Photograph of the Tute, a cultural centre in Cambois
Photograph of the Tute, a cultural centre in Cambois — Photo: Cephascrispus | CC0

Cambois

villagecoal-miningindustrial-heritagearts-revivalnorthumberlandcoastal
4 min read

In a former mining village on the Northumberland coast, in a derelict 1929 brick building that no one had used for over a decade, a choreographer and a writer are running dance classes and writing groups with no heating. They are scraping together grants to keep everything free. The Guardian came to visit in 2023 and described them shivering through the winter. Their building is called The Tute - short for the old Miners Welfare Institute - and it sits in Cambois, a village that has spent the last twenty years being promised industrial salvation and then having it withdrawn. The miners are gone. The gigafactory is gone. The Tute survives.

Cambas Becomes Cambois

The village's strange name has been puzzling place-name scholars for over a century. The most cited etymology derives it from the Gaelic cambas, meaning a bay or creek. But it could equally come from the Cumbric cognate - the Brittonic language once spoken across northern England - of the same root, camas, meaning a bend in a river or a bay. Either fits the geography precisely: Cambois sits at the confluence of the Sleek Burn and the River Blyth, where both waters bend toward the North Sea. The spelling, regardless of origin, was clearly influenced by French bois, meaning wood - a Norman scribe writing what made sense to his eye rather than to his ear. Cambois was once a township in Bedlingtonshire, which was part of County Durham until 1844, when boundary reforms moved it into Northumberland. Coal mining came in 1862. Cambois Colliery closed in the week ending 20 April 1968, ending the village's reason for existing in the form it had taken.

The Tute

Before the colliery closed, the Miners Welfare Institute was the village's social heart. The current building - the fourth on the site, dating from 1929 - was built after fire destroyed an earlier one. Its original facilities included a large billiards room, a library and news room, a committee room, a 200-seater meeting hall, a smoke room, and a lecture hall where films were also shown. After the pit closed, the building's purpose dwindled. By 2023 it had stood empty for over a decade. That year, choreographer Esther Huss and her partner, the writer Alex Oates, reopened it as an arts centre and community hub. They called it The Tute, the old miners' shortening of Institute. Huss creates her own dance work there and runs a dance group. Oates runs a writing group. They began with no heating, scraping together funding to keep their classes free for the people of Cambois. In 2024 they launched an annual Rude Health festival, bringing what they called daring and anarchic performance from world-class artists. Our audience, Oates told the Northumberland Gazette, deserve the same calibre of work you would see in London or Edinburgh.

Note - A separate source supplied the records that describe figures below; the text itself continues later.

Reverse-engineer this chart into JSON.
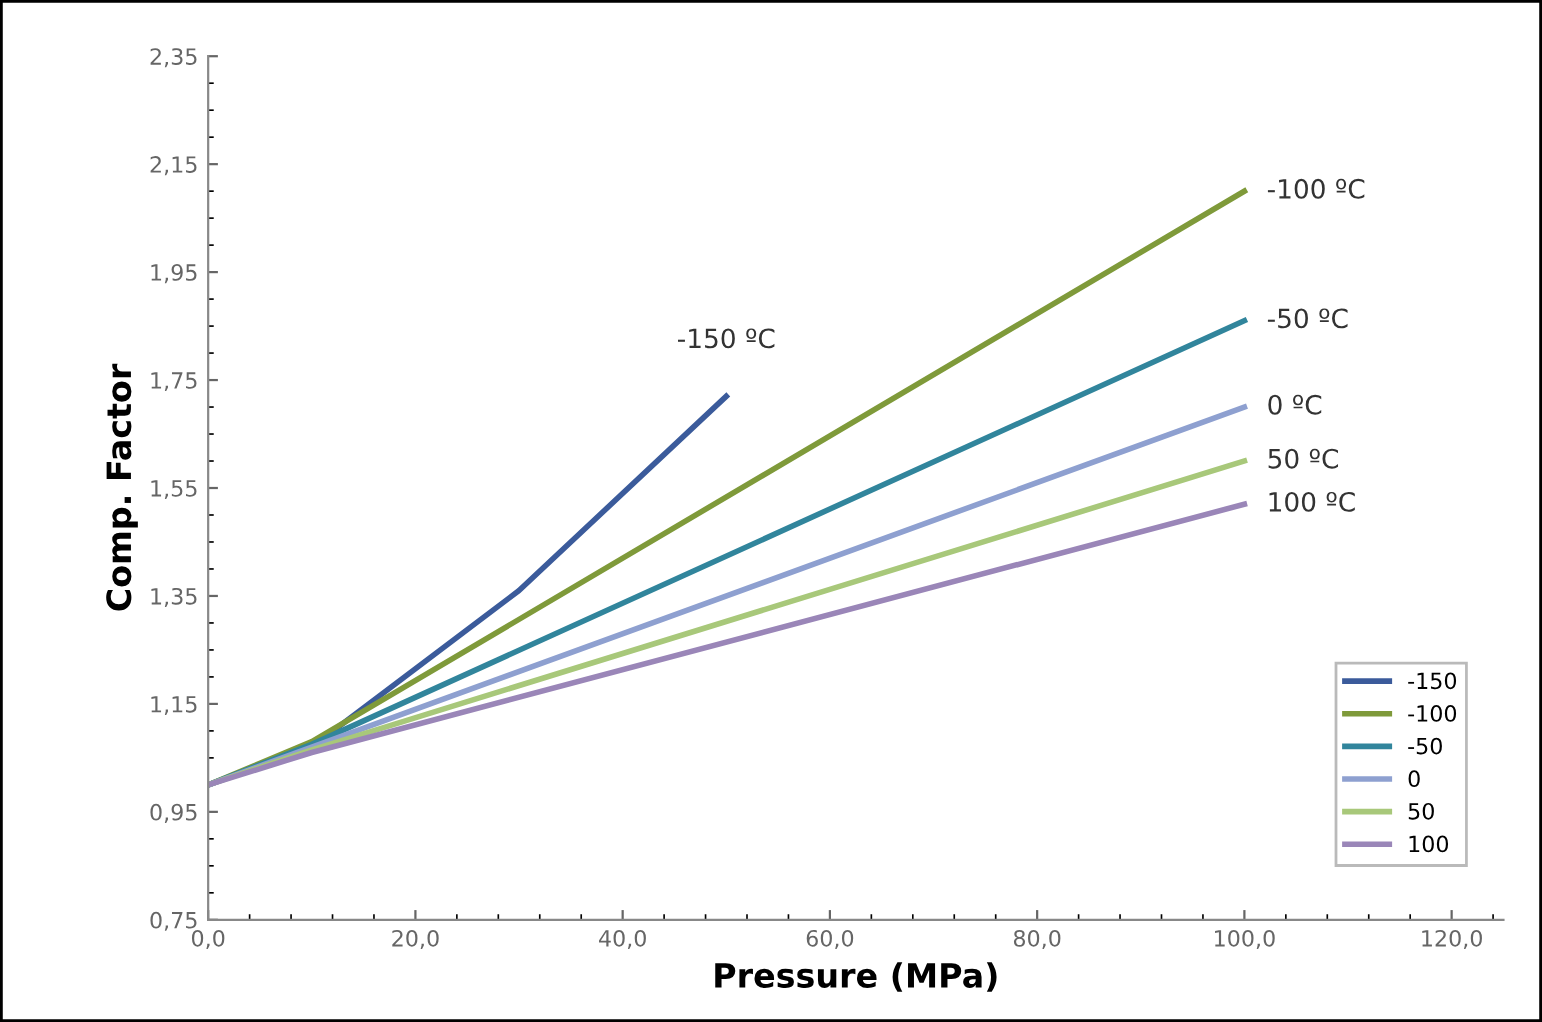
{
  "chart_data": {
    "type": "line",
    "xlabel": "Pressure (MPa)",
    "ylabel": "Comp. Factor",
    "xlim": [
      0,
      125
    ],
    "ylim": [
      0.75,
      2.35
    ],
    "xticks": [
      {
        "value": 0,
        "label": "0,0"
      },
      {
        "value": 20,
        "label": "20,0"
      },
      {
        "value": 40,
        "label": "40,0"
      },
      {
        "value": 60,
        "label": "60,0"
      },
      {
        "value": 80,
        "label": "80,0"
      },
      {
        "value": 100,
        "label": "100,0"
      },
      {
        "value": 120,
        "label": "120,0"
      }
    ],
    "yticks": [
      {
        "value": 0.75,
        "label": "0,75"
      },
      {
        "value": 0.95,
        "label": "0,95"
      },
      {
        "value": 1.15,
        "label": "1,15"
      },
      {
        "value": 1.35,
        "label": "1,35"
      },
      {
        "value": 1.55,
        "label": "1,55"
      },
      {
        "value": 1.75,
        "label": "1,75"
      },
      {
        "value": 1.95,
        "label": "1,95"
      },
      {
        "value": 2.15,
        "label": "2,15"
      },
      {
        "value": 2.35,
        "label": "2,35"
      }
    ],
    "grid": false,
    "legend": "bottom right",
    "marker": "none",
    "line_style": "solid",
    "series": [
      {
        "name": "-150",
        "color": "#3b5b9b",
        "x": [
          0,
          10,
          30,
          50
        ],
        "values": [
          1.0,
          1.07,
          1.36,
          1.72
        ]
      },
      {
        "name": "-100",
        "color": "#7f9a3a",
        "x": [
          0,
          10,
          100
        ],
        "values": [
          1.0,
          1.08,
          2.1
        ]
      },
      {
        "name": "-50",
        "color": "#31859c",
        "x": [
          0,
          10,
          100
        ],
        "values": [
          1.0,
          1.075,
          1.86
        ]
      },
      {
        "name": "0",
        "color": "#8ea0d0",
        "x": [
          0,
          10,
          100
        ],
        "values": [
          1.0,
          1.07,
          1.7
        ]
      },
      {
        "name": "50",
        "color": "#a8c87a",
        "x": [
          0,
          10,
          100
        ],
        "values": [
          1.0,
          1.065,
          1.6
        ]
      },
      {
        "name": "100",
        "color": "#9a86b8",
        "x": [
          0,
          10,
          100
        ],
        "values": [
          1.0,
          1.06,
          1.52
        ]
      }
    ],
    "annotations": [
      "-150 ºC",
      "-100 ºC",
      "-50 ºC",
      "0 ºC",
      "50 ºC",
      "100 ºC"
    ]
  }
}
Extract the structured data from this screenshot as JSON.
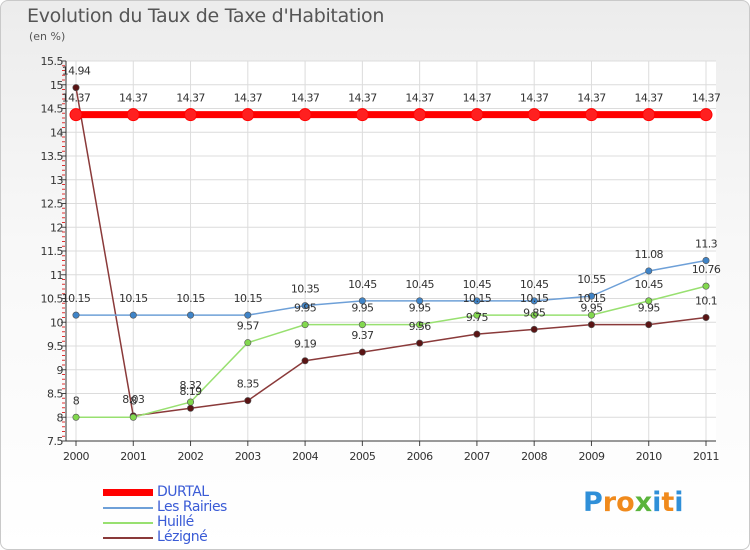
{
  "title": "Evolution du Taux de Taxe d'Habitation",
  "unit_label": "(en %)",
  "brand": {
    "letters": [
      "P",
      "r",
      "o",
      "x",
      "i",
      "t",
      "i"
    ],
    "colors": [
      "#2f8fd8",
      "#f08a1c",
      "#f08a1c",
      "#5ab43c",
      "#2f8fd8",
      "#f08a1c",
      "#2f8fd8"
    ]
  },
  "chart_data": {
    "type": "line",
    "title": "Evolution du Taux de Taxe d'Habitation",
    "ylabel": "(en %)",
    "xlabel": "",
    "ylim": [
      7.5,
      15.5
    ],
    "yticks": [
      "7.5",
      "8",
      "8.5",
      "9",
      "9.5",
      "10",
      "10.5",
      "11",
      "11.5",
      "12",
      "12.5",
      "13",
      "13.5",
      "14",
      "14.5",
      "15",
      "15.5"
    ],
    "x": [
      "2000",
      "2001",
      "2002",
      "2003",
      "2004",
      "2005",
      "2006",
      "2007",
      "2008",
      "2009",
      "2010",
      "2011"
    ],
    "grid": true,
    "series": [
      {
        "name": "DURTAL",
        "color": "#ff0000",
        "marker": "#ff2020",
        "thick": true,
        "values": [
          14.37,
          14.37,
          14.37,
          14.37,
          14.37,
          14.37,
          14.37,
          14.37,
          14.37,
          14.37,
          14.37,
          14.37
        ],
        "labels": [
          "14.37",
          "14.37",
          "14.37",
          "14.37",
          "14.37",
          "14.37",
          "14.37",
          "14.37",
          "14.37",
          "14.37",
          "14.37",
          "14.37"
        ]
      },
      {
        "name": "Les Rairies",
        "color": "#6ea0d8",
        "marker": "#3f84c8",
        "thick": false,
        "values": [
          10.15,
          10.15,
          10.15,
          10.15,
          10.35,
          10.45,
          10.45,
          10.45,
          10.45,
          10.55,
          11.08,
          11.3
        ],
        "labels": [
          "10.15",
          "10.15",
          "10.15",
          "10.15",
          "10.35",
          "10.45",
          "10.45",
          "10.45",
          "10.45",
          "10.55",
          "11.08",
          "11.3"
        ]
      },
      {
        "name": "Huillé",
        "color": "#98e070",
        "marker": "#82d84e",
        "thick": false,
        "values": [
          8,
          8,
          8.32,
          9.57,
          9.95,
          9.95,
          9.95,
          10.15,
          10.15,
          10.15,
          10.45,
          10.76
        ],
        "labels": [
          "8",
          "8",
          "8.32",
          "9.57",
          "9.95",
          "9.95",
          "9.95",
          "10.15",
          "10.15",
          "10.15",
          "10.45",
          "10.76"
        ]
      },
      {
        "name": "Lézigné",
        "color": "#8a3a3a",
        "marker": "#5a1414",
        "thick": false,
        "values": [
          14.94,
          8.03,
          8.19,
          8.35,
          9.19,
          9.37,
          9.56,
          9.75,
          9.85,
          9.95,
          9.95,
          10.1
        ],
        "labels": [
          "14.94",
          "8.03",
          "8.19",
          "8.35",
          "9.19",
          "9.37",
          "9.56",
          "9.75",
          "9.85",
          "9.95",
          "9.95",
          "10.1"
        ]
      }
    ],
    "legend_position": "bottom-left"
  }
}
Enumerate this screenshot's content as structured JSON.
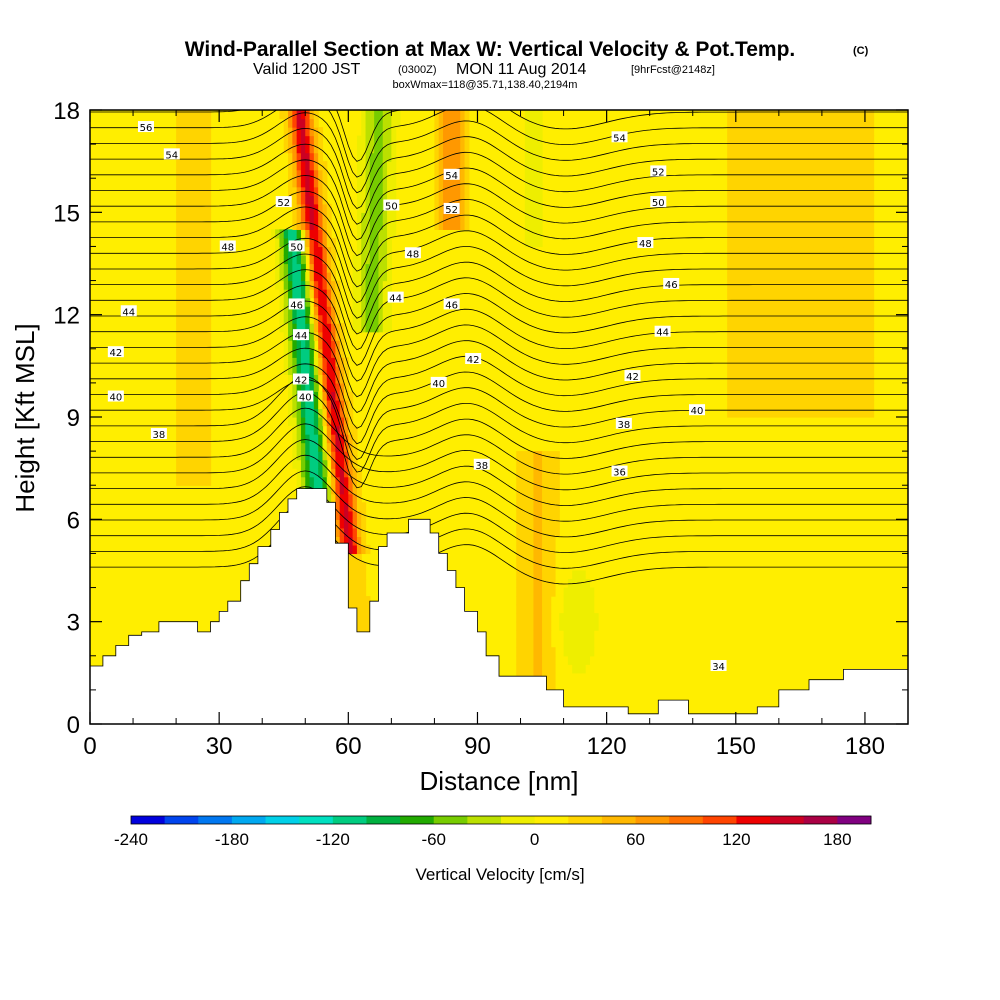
{
  "header": {
    "title": "Wind-Parallel Section at Max W: Vertical Velocity & Pot.Temp.",
    "copyright": "(C)",
    "valid_prefix": "Valid 1200 JST",
    "valid_utc": "(0300Z)",
    "valid_date": "MON 11 Aug 2014",
    "forecast_tag": "[9hrFcst@2148z]",
    "box_info": "boxWmax=118@35.71,138.40,2194m"
  },
  "chart_data": {
    "type": "heatmap",
    "title": "Wind-Parallel Section at Max W: Vertical Velocity & Pot.Temp.",
    "xlabel": "Distance [nm]",
    "ylabel": "Height [Kft MSL]",
    "xlim": [
      0,
      190
    ],
    "ylim": [
      0,
      18
    ],
    "x_ticks": [
      0,
      30,
      60,
      90,
      120,
      150,
      180
    ],
    "y_ticks": [
      0,
      3,
      6,
      9,
      12,
      15,
      18
    ],
    "colorbar": {
      "label": "Vertical Velocity [cm/s]",
      "range": [
        -240,
        200
      ],
      "step": 20,
      "tick_values": [
        -240,
        -180,
        -120,
        -60,
        0,
        60,
        120,
        180
      ],
      "colors": [
        "#0000dd",
        "#0044ee",
        "#0077f0",
        "#00a8f0",
        "#00d0e8",
        "#00e0c0",
        "#00cc80",
        "#00b040",
        "#22aa00",
        "#77cc00",
        "#bbe000",
        "#eeee00",
        "#ffee00",
        "#ffd400",
        "#ffb800",
        "#ff9800",
        "#ff7000",
        "#ff4400",
        "#ee0000",
        "#cc0022",
        "#aa0044",
        "#800080"
      ]
    },
    "w_max": 118,
    "contour_labels": [
      {
        "x": 13,
        "y": 17.5,
        "text": "56"
      },
      {
        "x": 19,
        "y": 16.7,
        "text": "54"
      },
      {
        "x": 45,
        "y": 15.3,
        "text": "52"
      },
      {
        "x": 32,
        "y": 14.0,
        "text": "48"
      },
      {
        "x": 48,
        "y": 14.0,
        "text": "50"
      },
      {
        "x": 9,
        "y": 12.1,
        "text": "44"
      },
      {
        "x": 48,
        "y": 12.3,
        "text": "46"
      },
      {
        "x": 49,
        "y": 11.4,
        "text": "44"
      },
      {
        "x": 6,
        "y": 10.9,
        "text": "42"
      },
      {
        "x": 49,
        "y": 10.1,
        "text": "42"
      },
      {
        "x": 6,
        "y": 9.6,
        "text": "40"
      },
      {
        "x": 50,
        "y": 9.6,
        "text": "40"
      },
      {
        "x": 16,
        "y": 8.5,
        "text": "38"
      },
      {
        "x": 84,
        "y": 16.1,
        "text": "54"
      },
      {
        "x": 70,
        "y": 15.2,
        "text": "50"
      },
      {
        "x": 84,
        "y": 15.1,
        "text": "52"
      },
      {
        "x": 75,
        "y": 13.8,
        "text": "48"
      },
      {
        "x": 71,
        "y": 12.5,
        "text": "44"
      },
      {
        "x": 84,
        "y": 12.3,
        "text": "46"
      },
      {
        "x": 81,
        "y": 10.0,
        "text": "40"
      },
      {
        "x": 89,
        "y": 10.7,
        "text": "42"
      },
      {
        "x": 91,
        "y": 7.6,
        "text": "38"
      },
      {
        "x": 123,
        "y": 17.2,
        "text": "54"
      },
      {
        "x": 132,
        "y": 16.2,
        "text": "52"
      },
      {
        "x": 132,
        "y": 15.3,
        "text": "50"
      },
      {
        "x": 129,
        "y": 14.1,
        "text": "48"
      },
      {
        "x": 135,
        "y": 12.9,
        "text": "46"
      },
      {
        "x": 133,
        "y": 11.5,
        "text": "44"
      },
      {
        "x": 126,
        "y": 10.2,
        "text": "42"
      },
      {
        "x": 141,
        "y": 9.2,
        "text": "40"
      },
      {
        "x": 124,
        "y": 8.8,
        "text": "38"
      },
      {
        "x": 123,
        "y": 7.4,
        "text": "36"
      },
      {
        "x": 146,
        "y": 1.7,
        "text": "34"
      }
    ],
    "terrain": [
      [
        0,
        1.7
      ],
      [
        3,
        1.7
      ],
      [
        3,
        2.0
      ],
      [
        6,
        2.0
      ],
      [
        6,
        2.3
      ],
      [
        9,
        2.3
      ],
      [
        9,
        2.6
      ],
      [
        12,
        2.6
      ],
      [
        12,
        2.7
      ],
      [
        16,
        2.7
      ],
      [
        16,
        3.0
      ],
      [
        25,
        3.0
      ],
      [
        25,
        2.7
      ],
      [
        28,
        2.7
      ],
      [
        28,
        3.0
      ],
      [
        30,
        3.0
      ],
      [
        30,
        3.3
      ],
      [
        32,
        3.3
      ],
      [
        32,
        3.6
      ],
      [
        35,
        3.6
      ],
      [
        35,
        4.2
      ],
      [
        37,
        4.2
      ],
      [
        37,
        4.7
      ],
      [
        39,
        4.7
      ],
      [
        39,
        5.2
      ],
      [
        42,
        5.2
      ],
      [
        42,
        5.7
      ],
      [
        44,
        5.7
      ],
      [
        44,
        6.2
      ],
      [
        46,
        6.2
      ],
      [
        46,
        6.6
      ],
      [
        48,
        6.6
      ],
      [
        48,
        6.9
      ],
      [
        55,
        6.9
      ],
      [
        55,
        6.5
      ],
      [
        57,
        6.5
      ],
      [
        57,
        5.3
      ],
      [
        60,
        5.3
      ],
      [
        60,
        3.4
      ],
      [
        62,
        3.4
      ],
      [
        62,
        2.7
      ],
      [
        65,
        2.7
      ],
      [
        65,
        3.6
      ],
      [
        67,
        3.6
      ],
      [
        67,
        5.2
      ],
      [
        69,
        5.2
      ],
      [
        69,
        5.6
      ],
      [
        74,
        5.6
      ],
      [
        74,
        6.0
      ],
      [
        79,
        6.0
      ],
      [
        79,
        5.6
      ],
      [
        81,
        5.6
      ],
      [
        81,
        5.0
      ],
      [
        83,
        5.0
      ],
      [
        83,
        4.5
      ],
      [
        85,
        4.5
      ],
      [
        85,
        4.0
      ],
      [
        87,
        4.0
      ],
      [
        87,
        3.3
      ],
      [
        90,
        3.3
      ],
      [
        90,
        2.7
      ],
      [
        92,
        2.7
      ],
      [
        92,
        2.0
      ],
      [
        95,
        2.0
      ],
      [
        95,
        1.4
      ],
      [
        106,
        1.4
      ],
      [
        106,
        1.0
      ],
      [
        110,
        1.0
      ],
      [
        110,
        0.5
      ],
      [
        125,
        0.5
      ],
      [
        125,
        0.3
      ],
      [
        132,
        0.3
      ],
      [
        132,
        0.7
      ],
      [
        139,
        0.7
      ],
      [
        139,
        0.3
      ],
      [
        155,
        0.3
      ],
      [
        155,
        0.5
      ],
      [
        160,
        0.5
      ],
      [
        160,
        1.0
      ],
      [
        167,
        1.0
      ],
      [
        167,
        1.3
      ],
      [
        175,
        1.3
      ],
      [
        175,
        1.6
      ],
      [
        190,
        1.6
      ]
    ]
  }
}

The Gigafactory That Wasn't

In December 2020, Cambois was confirmed as the location for Britain's first major battery manufacturing plant. Britishvolt would build a £2.6 billion gigafactory on the former coalyards next to the demolished power station, producing lithium-ion batteries for the British car industry. The plant would employ 3,000 people. Planning permission was approved in July 2021. The construction firm ISG started clearing the site in late 2021. In January 2022, the UK government's Automotive Transformation Fund invested £100 million, alongside abrdn and Tritax. It was to be Britain's fourth-largest building. By August 2022, with funding crisis already biting, construction was paused. Manufacturing was pushed back to mid-2025. On 17 January 2023, Britishvolt collapsed into administration. The site was put up for sale. Fifteen months later, in April 2024, the site was sold to a US private equity firm for £110 million - not for batteries, but for data centres. Plans submitted in December 2024 envisaged up to ten data centre buildings totalling 540,000 square metres, an investment of up to £10 billion. The promise of 3,000 manufacturing jobs became 1,200 construction jobs and an unspecified number of data centre staff. Cambois's industrial future, twice promised in four years, settled into something different again.

From the Air

Cambois sits at 55.145 N, 1.521 W on the north side of the River Blyth estuary, between Blyth and Ashington. Newcastle International Airport (EGNT) is approximately 12 nm south-west. The village runs along the coast just north of Blyth harbour, with the prominent Blyth Offshore Demonstrator wind turbines visible 1-2 nm offshore and the former Cambois Power Station site to the west - now the cleared site once intended for the Britishvolt gigafactory, soon to become data centres. The Sleek Burn enters the Blyth from the north here. Best viewed at 1,500-3,000 feet AGL.